Tag Archives: agency for science

Thanks for the cloud security control, encryption!

To say the cloud is commonplace in IT would be a gross understatement. Cloud-enabled services have permeated every aspect of the industry—from music streaming to live backups. But securing the cloud has been a challenge up to this point, one that many businesses leave to the cloud service provider to take care of.

Sure, you can say, “Amazon should take care of security for me.” And, sure, a company like Amazon will take a certain degree of precautions when it comes to securing the cloud infrastructure it maintains—they’ve got a reputation to maintain and more cloud services to sell. You can be confident that for Amazon or any standard cloud service provider, the servers your systems run on will be in locked rooms with limited physical access. Fortunately, the law requires they do so if they want to be allowed to legally store sensitive data, like financial or medical information.

Are you safe in the cloud?

We’re willing to bet that a rudimentary level of digital security is in place for your average CSP. A basic firewall and a modern password-protected login system to gain access to the dashboard are pretty safe expectations. The bad news is that your CSP has limited responsibility past that, since you’re free to do what you please with the equipment. Ensuring a basic level of security that complies with the laws and regulations of their home country means they’re able to service a larger amount of the population.

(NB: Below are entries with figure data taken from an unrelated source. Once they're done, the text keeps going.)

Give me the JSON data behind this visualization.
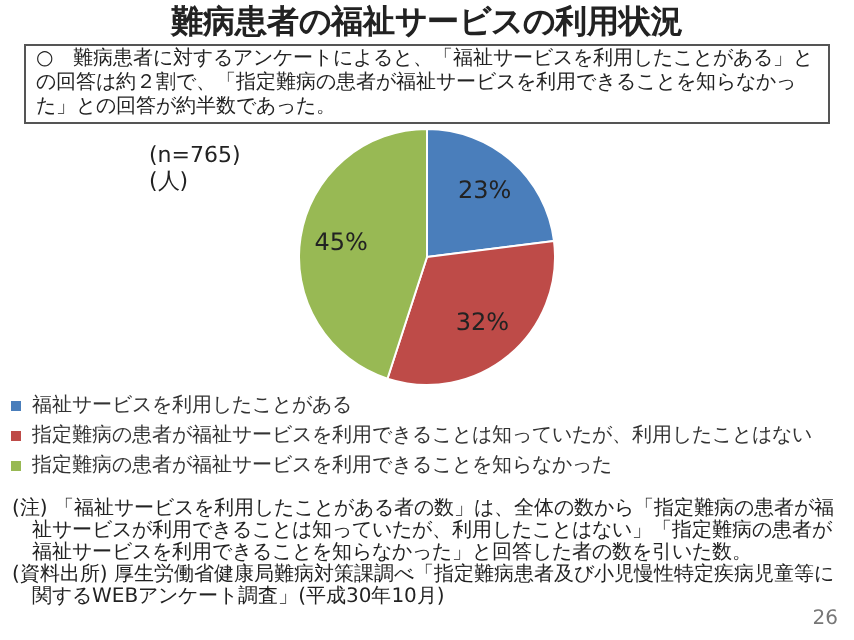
{
  "chart_data": {
    "type": "pie",
    "title": "難病患者の福祉サービスの利用状況",
    "subtitle": "○　難病患者に対するアンケートによると、「福祉サービスを利用したことがある」との回答は約２割で、「指定難病の患者が福祉サービスを利用できることを知らなかった」との回答が約半数であった。",
    "categories": [
      "福祉サービスを利用したことがある",
      "指定難病の患者が福祉サービスを利用できることは知っていたが、利用したことはない",
      "指定難病の患者が福祉サービスを利用できることを知らなかった"
    ],
    "values": [
      23,
      32,
      45
    ],
    "colors": [
      "#4a7ebb",
      "#be4b48",
      "#98b954"
    ],
    "value_labels": [
      "23%",
      "32%",
      "45%"
    ],
    "legend": "bottom",
    "annotations": [
      "(n=765)",
      "(人)",
      "(注) 「福祉サービスを利用したことがある者の数」は、全体の数から「指定難病の患者が福祉サービスが利用できることは知っていたが、利用したことはない」「指定難病の患者が福祉サービスを利用できることを知らなかった」と回答した者の数を引いた数。",
      "(資料出所) 厚生労働省健康局難病対策課調べ「指定難病患者及び小児慢性特定疾病児童等に関するWEBアンケート調査」(平成30年10月)",
      "26"
    ]
  }
}
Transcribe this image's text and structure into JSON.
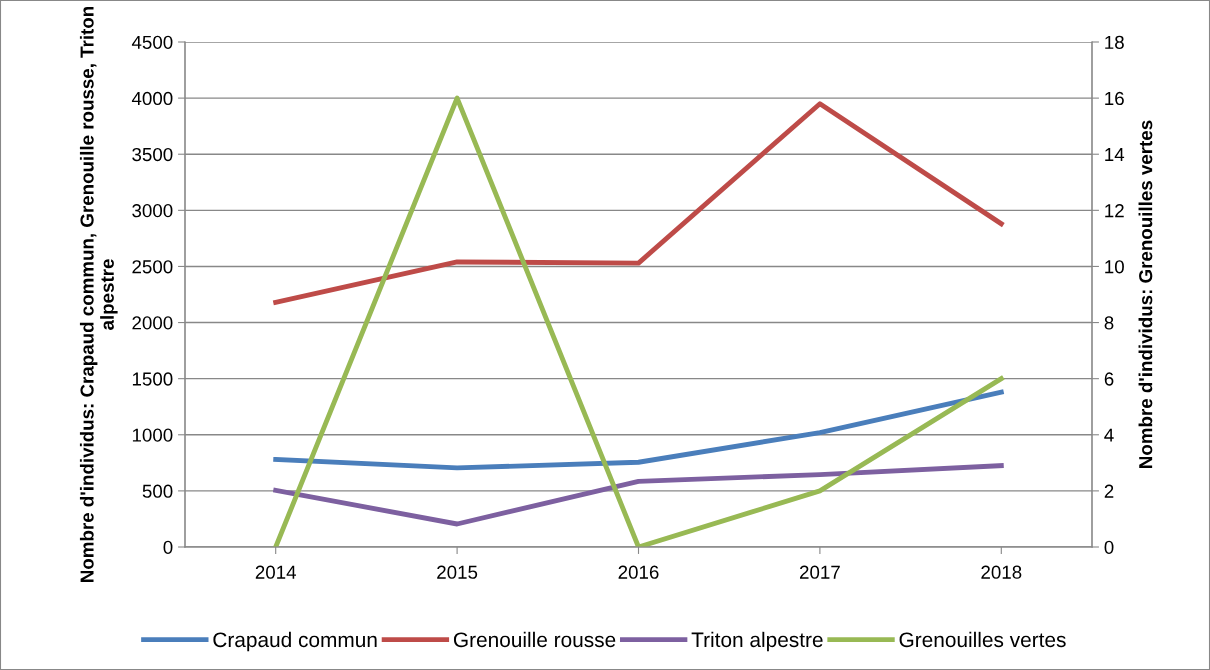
{
  "chart_data": {
    "type": "line",
    "categories": [
      "2014",
      "2015",
      "2016",
      "2017",
      "2018"
    ],
    "ylabel": "Nombre d'individus: Crapaud commun, Grenouille rousse, Triton alpestre",
    "y2label": "Nombre d'individus: Grenouilles vertes",
    "ylim": [
      0,
      4500
    ],
    "yticks": [
      0,
      500,
      1000,
      1500,
      2000,
      2500,
      3000,
      3500,
      4000,
      4500
    ],
    "y2lim": [
      0,
      18
    ],
    "y2ticks": [
      0,
      2,
      4,
      6,
      8,
      10,
      12,
      14,
      16,
      18
    ],
    "grid": "y",
    "legend": "bottom",
    "marker": "none",
    "line_style": "solid",
    "series": [
      {
        "name": "Crapaud commun",
        "color": "#4a7ebb",
        "values": [
          780,
          705,
          755,
          1020,
          1380
        ]
      },
      {
        "name": "Grenouille rousse",
        "color": "#be4b48",
        "values": [
          2180,
          2540,
          2530,
          3950,
          2880
        ]
      },
      {
        "name": "Triton alpestre",
        "color": "#7d60a0",
        "values": [
          505,
          205,
          585,
          645,
          725
        ]
      },
      {
        "name": "Grenouilles vertes",
        "color": "#98b954",
        "axis": "y2",
        "values": [
          0,
          16,
          0,
          2,
          6
        ]
      }
    ]
  }
}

When a business is storing mission-critical backups and data online, securing the cloud becomes a high priority. Loading up workloads, installing software, or granting access to an entire business-worth of users opens up your cloud to new attacks that IT will have to defend. If you’re groaning and thinking this is a difficult task, you’re not wrong. There are so many elements of the equation that IT just can’t control, like a breach into the CSP’s system.

Apple’s iCloud is a great example of this. Recently, a breach through the iCloud API allowed hackers to make unlimited attempts on victims’ passwords, which resulted in the infamous leak of hundreds of private celebrity photos. Amazon isn’t safe from hacks either, fighting an ongoing battle to reduce the number of attack surfaces every day. Attacks against Amazon can knock out not only your business, but entire chunks of the internet for their duration. In severe cases, it could wipe out your company entirely.

Securing the cloud with encryption

So what is an administrator to do against such a threat? Singapore’s Agency for Science, Technology and Research (A*STAR) has developed a way to control access to cloud data through encryption.

“Cloud storage services make data storage and sharing more efficient and cost-effective, but their use requires trust in the cloud’s security,” explains Jianying Zhou. “We wanted to find a way to ease the security concerns by creating a system that does not require the data owner to trust the cloud service or assume perfect protection against hacking.”

Their solution allows access to an individual file hosted in the cloud that can be issued or revoked in real time, eliminating the possibility that the files can be accessed offline. “The file owner, Alice, generates the proxy keys, which define who can decrypt the file [for example, Bob] and gives them to the cloud server,” explained Zhou. “When Bob wants to access the encrypted file in the cloud, the cloud server needs to first decrypt the file for Bob using the proxy key as well as the cloud server’s private key. This results in an intermediate decryption that the cloud server passes to Bob. He then uses his private key to decrypt the file to get the plaintext file. If Alice wants to revoke Bob’s access, she simply informs the cloud server to remove his proxy key.”

This way, the owner of the data retains control of their cloud-based infrastructure—the true dream for ITDMs. The decryption process is lightweight and can be done with any average smartphone or laptop, provided you’ve been given the key and are authorized to access the service.

IT can secure the cloud without really securing “the cloud.” With this process, they ensure their sensitive data within the cloud is secure. The infrastructure itself may be vulnerable to attack, but you’ve cut the potential damage done in half.